Im Rahmen einer DFG-geförderten prospektiven Verlaufsstudie wurden an der Universitäts-Augenklinik 150 Augen von 85 Patienten und Patientinnen mit geografischer Atrophie infolge von altersabhängiger Makuladegeneration (AMD) untersucht. Neben üblichen funktionellen Messungen wie dem Visus wurden bei dieser Kohorte auch Lesevisus und Lesegeschwindigkeit ermittelt. Sandrine H. Künzel, Prof. Frank G. Holz, Prof. Monika Fleckenstein und Priv.-Doz. Dr. Maximilian Pfau erörtern die Validität der Leseleistung als Endpunkt für zukünftige klinische Studien und ihre Abhängigkeit von strukturellen und funktionellen Parametern.

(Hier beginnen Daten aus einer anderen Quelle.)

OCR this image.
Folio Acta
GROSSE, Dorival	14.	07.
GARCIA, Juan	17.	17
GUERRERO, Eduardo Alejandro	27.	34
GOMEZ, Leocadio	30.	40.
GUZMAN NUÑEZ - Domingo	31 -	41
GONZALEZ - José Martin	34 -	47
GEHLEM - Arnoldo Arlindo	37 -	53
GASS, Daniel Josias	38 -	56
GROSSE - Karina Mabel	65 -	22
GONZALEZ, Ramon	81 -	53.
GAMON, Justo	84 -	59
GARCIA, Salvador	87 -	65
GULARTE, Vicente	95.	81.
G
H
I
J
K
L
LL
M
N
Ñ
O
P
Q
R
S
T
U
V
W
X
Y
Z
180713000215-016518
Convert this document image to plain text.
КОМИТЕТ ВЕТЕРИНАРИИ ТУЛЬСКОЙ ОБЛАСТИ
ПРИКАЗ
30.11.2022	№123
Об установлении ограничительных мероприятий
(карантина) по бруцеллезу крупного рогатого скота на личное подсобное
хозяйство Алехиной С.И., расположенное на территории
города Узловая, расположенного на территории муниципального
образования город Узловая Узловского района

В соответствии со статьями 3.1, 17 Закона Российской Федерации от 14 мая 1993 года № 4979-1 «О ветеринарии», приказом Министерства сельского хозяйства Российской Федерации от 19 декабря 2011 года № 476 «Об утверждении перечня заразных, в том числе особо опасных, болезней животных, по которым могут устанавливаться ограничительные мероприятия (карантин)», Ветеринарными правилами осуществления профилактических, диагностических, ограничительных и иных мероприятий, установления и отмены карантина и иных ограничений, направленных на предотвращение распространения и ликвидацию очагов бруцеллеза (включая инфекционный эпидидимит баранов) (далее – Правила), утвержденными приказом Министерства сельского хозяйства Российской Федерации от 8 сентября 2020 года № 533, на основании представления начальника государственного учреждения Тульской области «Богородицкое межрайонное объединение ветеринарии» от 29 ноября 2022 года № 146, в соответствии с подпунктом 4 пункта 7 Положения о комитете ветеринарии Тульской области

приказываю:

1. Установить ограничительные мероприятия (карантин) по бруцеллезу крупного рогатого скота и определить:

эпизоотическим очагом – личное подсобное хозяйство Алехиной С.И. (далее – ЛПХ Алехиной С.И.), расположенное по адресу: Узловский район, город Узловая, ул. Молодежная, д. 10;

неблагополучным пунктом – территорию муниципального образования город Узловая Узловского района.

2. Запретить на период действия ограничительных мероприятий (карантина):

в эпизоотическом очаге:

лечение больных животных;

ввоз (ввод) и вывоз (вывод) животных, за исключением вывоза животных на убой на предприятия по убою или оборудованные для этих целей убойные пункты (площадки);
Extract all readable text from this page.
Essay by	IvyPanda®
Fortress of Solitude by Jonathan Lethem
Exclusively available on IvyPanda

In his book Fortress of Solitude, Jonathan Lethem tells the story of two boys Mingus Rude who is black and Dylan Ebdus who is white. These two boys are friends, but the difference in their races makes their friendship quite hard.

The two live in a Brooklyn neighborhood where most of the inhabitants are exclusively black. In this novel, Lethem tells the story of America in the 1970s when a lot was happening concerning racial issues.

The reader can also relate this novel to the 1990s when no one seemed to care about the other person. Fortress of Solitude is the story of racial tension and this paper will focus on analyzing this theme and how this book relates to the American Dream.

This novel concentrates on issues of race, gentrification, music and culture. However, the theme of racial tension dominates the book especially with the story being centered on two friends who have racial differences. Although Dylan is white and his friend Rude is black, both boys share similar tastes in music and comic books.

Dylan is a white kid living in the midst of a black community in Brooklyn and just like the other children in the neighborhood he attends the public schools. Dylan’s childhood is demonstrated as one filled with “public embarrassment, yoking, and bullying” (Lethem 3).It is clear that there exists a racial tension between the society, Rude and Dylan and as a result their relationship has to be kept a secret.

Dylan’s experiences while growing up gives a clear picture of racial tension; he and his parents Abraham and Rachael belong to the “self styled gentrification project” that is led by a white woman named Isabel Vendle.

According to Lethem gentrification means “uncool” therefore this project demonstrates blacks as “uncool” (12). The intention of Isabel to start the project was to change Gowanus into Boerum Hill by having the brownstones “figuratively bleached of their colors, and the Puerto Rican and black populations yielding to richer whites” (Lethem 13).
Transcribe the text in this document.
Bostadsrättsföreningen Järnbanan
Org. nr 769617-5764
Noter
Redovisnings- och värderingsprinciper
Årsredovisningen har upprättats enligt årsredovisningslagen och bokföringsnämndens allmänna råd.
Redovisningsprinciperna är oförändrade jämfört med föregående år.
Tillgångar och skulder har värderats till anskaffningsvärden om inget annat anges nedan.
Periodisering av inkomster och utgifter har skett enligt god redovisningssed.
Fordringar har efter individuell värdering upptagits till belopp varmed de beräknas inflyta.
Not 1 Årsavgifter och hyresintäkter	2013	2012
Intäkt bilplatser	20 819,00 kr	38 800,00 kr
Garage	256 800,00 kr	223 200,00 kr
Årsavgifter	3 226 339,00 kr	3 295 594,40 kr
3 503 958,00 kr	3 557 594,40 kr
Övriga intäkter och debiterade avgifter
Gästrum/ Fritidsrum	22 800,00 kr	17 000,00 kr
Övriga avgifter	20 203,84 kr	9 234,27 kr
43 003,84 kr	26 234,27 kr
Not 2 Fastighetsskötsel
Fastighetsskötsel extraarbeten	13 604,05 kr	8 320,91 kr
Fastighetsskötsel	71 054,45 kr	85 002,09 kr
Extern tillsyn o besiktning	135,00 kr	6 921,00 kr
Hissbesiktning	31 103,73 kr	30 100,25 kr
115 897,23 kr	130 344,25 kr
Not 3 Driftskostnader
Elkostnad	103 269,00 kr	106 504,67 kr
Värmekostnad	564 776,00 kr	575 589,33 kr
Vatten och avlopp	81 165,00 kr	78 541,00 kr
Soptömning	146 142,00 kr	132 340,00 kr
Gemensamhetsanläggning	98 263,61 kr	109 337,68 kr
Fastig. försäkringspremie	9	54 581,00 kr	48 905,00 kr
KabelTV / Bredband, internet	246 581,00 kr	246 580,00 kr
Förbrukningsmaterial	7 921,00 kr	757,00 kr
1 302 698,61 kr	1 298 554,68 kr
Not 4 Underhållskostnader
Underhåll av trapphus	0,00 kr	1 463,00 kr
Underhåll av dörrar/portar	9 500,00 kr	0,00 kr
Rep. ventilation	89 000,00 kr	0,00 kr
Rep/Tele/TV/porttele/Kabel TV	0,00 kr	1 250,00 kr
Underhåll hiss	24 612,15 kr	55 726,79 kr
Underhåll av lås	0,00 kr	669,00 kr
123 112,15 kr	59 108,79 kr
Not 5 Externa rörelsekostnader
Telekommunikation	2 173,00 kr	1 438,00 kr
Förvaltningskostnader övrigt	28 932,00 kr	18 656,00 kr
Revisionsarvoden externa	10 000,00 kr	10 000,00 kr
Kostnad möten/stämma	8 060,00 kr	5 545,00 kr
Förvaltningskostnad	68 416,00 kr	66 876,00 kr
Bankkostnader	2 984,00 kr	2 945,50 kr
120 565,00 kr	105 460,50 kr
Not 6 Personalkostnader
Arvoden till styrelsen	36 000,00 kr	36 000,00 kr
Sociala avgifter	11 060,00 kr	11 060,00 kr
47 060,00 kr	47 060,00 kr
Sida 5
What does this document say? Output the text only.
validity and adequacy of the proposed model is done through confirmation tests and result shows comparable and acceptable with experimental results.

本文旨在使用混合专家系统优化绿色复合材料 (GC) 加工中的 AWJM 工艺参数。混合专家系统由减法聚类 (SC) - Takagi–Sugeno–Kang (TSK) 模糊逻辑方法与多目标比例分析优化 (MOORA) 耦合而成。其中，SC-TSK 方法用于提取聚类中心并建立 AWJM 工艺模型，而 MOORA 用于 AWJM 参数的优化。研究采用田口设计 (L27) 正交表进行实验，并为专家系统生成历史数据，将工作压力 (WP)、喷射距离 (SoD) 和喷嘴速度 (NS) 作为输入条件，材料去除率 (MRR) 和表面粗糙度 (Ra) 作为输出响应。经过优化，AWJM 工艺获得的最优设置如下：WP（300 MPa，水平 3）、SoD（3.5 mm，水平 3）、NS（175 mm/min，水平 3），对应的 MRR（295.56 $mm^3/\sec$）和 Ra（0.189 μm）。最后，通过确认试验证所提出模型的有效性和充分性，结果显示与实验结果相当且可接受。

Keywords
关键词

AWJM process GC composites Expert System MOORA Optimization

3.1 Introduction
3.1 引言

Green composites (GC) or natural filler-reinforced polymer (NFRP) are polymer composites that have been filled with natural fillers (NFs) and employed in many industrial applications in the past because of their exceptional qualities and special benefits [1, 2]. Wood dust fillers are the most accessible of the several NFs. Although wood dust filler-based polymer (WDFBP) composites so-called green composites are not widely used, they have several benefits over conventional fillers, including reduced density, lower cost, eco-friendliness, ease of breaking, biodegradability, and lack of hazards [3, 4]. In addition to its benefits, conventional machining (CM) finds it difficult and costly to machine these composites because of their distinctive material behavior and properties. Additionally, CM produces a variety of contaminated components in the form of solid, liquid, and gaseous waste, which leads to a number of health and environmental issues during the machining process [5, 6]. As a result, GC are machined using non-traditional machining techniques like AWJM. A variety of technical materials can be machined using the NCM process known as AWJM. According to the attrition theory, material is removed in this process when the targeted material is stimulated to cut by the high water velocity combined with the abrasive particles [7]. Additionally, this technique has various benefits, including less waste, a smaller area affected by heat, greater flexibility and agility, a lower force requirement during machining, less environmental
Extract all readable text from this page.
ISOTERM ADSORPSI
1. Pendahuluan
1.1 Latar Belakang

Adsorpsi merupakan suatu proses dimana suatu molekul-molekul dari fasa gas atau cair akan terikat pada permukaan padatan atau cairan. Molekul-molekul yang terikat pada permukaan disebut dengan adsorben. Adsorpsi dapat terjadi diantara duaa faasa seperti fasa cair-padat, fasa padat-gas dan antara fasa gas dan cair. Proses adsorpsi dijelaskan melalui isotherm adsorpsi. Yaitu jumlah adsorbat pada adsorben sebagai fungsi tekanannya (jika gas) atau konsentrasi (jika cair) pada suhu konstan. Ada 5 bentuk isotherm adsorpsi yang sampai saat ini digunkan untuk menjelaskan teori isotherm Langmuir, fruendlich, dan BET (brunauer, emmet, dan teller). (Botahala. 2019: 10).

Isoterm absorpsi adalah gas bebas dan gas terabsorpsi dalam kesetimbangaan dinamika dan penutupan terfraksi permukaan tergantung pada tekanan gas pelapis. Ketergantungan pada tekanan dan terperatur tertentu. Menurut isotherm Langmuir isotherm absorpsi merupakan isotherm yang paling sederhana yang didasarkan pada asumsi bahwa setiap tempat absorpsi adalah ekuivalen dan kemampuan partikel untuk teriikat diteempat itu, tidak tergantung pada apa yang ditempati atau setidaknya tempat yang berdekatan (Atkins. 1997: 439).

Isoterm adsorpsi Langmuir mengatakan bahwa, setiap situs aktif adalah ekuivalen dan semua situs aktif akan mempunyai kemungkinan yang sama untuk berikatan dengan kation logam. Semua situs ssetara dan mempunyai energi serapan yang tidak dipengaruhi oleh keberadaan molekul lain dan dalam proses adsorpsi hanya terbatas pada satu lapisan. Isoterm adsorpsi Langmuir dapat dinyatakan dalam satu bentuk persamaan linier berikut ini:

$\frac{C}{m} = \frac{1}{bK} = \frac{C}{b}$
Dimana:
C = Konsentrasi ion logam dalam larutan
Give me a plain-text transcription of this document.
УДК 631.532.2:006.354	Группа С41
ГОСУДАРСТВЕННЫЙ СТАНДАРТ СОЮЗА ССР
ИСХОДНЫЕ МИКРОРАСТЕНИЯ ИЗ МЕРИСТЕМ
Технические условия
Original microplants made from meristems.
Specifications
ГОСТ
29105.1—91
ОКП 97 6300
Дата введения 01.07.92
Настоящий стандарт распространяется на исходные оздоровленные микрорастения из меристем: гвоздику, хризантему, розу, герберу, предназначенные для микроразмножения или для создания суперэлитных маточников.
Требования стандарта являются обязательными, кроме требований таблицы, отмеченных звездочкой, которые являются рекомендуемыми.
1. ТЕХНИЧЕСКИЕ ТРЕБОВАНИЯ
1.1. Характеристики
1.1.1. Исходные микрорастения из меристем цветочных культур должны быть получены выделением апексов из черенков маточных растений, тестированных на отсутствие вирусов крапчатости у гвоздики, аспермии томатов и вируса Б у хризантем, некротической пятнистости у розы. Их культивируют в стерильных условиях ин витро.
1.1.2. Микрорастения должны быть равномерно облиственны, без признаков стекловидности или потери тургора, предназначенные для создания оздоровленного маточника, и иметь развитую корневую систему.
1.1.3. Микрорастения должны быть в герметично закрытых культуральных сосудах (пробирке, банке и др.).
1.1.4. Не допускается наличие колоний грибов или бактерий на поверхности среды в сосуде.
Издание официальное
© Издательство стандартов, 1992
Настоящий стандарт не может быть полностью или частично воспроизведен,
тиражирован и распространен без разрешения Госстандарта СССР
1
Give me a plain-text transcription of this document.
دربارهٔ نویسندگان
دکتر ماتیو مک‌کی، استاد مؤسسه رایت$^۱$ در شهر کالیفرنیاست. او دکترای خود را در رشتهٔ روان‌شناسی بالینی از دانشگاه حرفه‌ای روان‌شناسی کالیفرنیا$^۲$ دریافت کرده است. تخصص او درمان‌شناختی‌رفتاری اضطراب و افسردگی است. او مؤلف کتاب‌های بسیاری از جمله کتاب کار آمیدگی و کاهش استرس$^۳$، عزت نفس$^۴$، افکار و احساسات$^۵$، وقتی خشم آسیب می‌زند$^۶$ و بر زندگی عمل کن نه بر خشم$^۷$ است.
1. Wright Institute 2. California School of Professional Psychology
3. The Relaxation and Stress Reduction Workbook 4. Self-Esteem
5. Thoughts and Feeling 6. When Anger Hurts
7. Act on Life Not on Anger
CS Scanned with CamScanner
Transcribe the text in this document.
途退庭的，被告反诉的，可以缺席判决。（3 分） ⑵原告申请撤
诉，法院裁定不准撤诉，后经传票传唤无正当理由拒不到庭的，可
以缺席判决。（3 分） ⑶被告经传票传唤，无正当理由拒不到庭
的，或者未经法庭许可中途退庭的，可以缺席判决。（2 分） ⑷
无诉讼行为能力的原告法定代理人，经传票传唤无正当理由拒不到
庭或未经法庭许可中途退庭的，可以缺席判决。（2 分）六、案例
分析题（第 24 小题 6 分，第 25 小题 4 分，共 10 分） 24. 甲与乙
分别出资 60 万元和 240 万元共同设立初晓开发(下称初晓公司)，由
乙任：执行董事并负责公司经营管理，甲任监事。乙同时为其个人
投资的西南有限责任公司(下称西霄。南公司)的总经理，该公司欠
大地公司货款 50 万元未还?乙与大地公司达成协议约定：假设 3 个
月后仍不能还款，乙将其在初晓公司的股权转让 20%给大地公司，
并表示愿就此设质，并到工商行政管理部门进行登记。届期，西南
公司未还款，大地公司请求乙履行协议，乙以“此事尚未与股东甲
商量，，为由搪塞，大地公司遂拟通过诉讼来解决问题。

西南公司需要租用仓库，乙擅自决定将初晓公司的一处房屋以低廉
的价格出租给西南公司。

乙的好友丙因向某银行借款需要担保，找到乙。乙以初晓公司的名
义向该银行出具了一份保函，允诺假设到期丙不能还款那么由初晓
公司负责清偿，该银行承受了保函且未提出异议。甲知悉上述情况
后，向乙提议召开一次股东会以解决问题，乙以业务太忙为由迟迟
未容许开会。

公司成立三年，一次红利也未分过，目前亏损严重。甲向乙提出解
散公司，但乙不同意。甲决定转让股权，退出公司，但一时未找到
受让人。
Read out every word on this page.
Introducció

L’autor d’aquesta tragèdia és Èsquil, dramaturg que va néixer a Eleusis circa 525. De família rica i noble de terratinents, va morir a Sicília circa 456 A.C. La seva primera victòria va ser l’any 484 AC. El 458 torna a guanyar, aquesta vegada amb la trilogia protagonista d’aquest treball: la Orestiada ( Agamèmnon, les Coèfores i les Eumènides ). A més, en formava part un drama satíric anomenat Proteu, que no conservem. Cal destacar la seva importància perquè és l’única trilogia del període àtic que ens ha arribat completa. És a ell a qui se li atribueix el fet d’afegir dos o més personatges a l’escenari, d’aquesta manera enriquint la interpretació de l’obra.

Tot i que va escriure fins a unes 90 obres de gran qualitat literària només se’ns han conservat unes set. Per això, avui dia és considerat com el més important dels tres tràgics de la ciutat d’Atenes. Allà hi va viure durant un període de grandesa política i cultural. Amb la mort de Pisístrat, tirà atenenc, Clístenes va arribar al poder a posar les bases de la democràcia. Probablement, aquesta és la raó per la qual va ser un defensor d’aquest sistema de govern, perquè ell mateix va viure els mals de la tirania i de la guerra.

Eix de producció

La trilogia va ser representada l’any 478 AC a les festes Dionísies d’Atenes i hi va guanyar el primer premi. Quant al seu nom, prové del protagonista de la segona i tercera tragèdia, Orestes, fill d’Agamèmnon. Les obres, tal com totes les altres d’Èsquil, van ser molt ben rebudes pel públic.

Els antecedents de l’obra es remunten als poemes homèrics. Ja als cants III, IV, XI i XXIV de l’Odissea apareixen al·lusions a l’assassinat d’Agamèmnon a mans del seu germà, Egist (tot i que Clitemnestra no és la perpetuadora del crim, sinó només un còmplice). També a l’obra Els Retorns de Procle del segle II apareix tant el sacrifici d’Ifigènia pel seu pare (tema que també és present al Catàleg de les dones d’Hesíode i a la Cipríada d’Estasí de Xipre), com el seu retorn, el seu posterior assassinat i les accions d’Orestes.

Objektive Tyndallometrie bei primär rissbedingter Netzhautablösung

Die auftretende Blut-Retina-Schrankenstörung im Rahmen der rissbedingten Netzhautablösung und PVR-Entstehung führt zu einer Zunahme des Proteingehalts in der Augenvorderkammer, sodass der sogenannte Tyndall-Effekt sichtbar wird. Dieses optische Phänomen lässt sich durch die objektive Tyndallometrie mittels Laser-Flare-Photometer standardisiert und nicht-invasiv untersuchen. Im Rahmen einer retrospektiven Analyse wurde der Zusammenhang von Ausmaß der Blut-Retina-Schrankenstörung und Symptomdauer bei akut primär rissbedingter Netzhautablösung untersucht. Leonie Menghesha, Prof. Nicolas Feltgen und Priv.-Doz. Dr. Friederike Schaub stellen die Ergebnisse vor.

Subretinale Gentherapie bei erblicher Netzhautdegeneration (RPE65-Mutations-assoziierte IRD)

Therapieentwicklung und Erfahrungsbericht der Universitäts-Augenklinik Bonn
Die Therapie mit Voretigen Neparvovec ist die erste und bislang einzige zugelassene Gentherapie am Auge zur Behandlung von Patienten mit einer autosomal rezessiv vererbten Netzhautdegeneration aufgrund von biallelischen Mutationen im RPE65-Gen. In der Universitäts-Augenklinik Bonn wurden bisher 18 Patienten behandelt, davon neun beidseits, entsprechend 27 Augen insgesamt. Der längste Nachbeobachtungszeitraum beträgt aktuell 22 Monate. Prof. Birgit Lorenz, Priv.-Doz. Dr. Philip Herrmann und Prof. Frank G. Holz geben einen Überblick über Therapieentwicklung und Erfahrungen am Zentrum für okuläre Gentherapie der Universitäts-Augenklinik Bonn.

Netzhaut-Organoide als Modellsystem für die menschliche Retina

Eine Grundlage zur Prüfung der Sicherheit und Wirksamkeit neuer Therapieansätze in der personalisierten Medizin hat das Forschungsteam vom Institute of Molecular and Clinical Ophthalmology Basel (IOB) geschaffen. Aus Stammzellen konnten künstlich organähnliche Mikrostrukturen gezüchtet werden, anhand derer sich Mechanismen retinaler Erkrankungen untersuchen lassen. Dazu wurden Hautfibroblasten oder Blutzellen verwendet, die zu sogenannten induzierten pluripotenten Stammzellen umprogrammiert werden können. Magdalena Renner, PhD stellt das Verfahren zur Modellierung menschlicher Netzhauterkrankungen und zur Entwicklung neuer Therapien dar.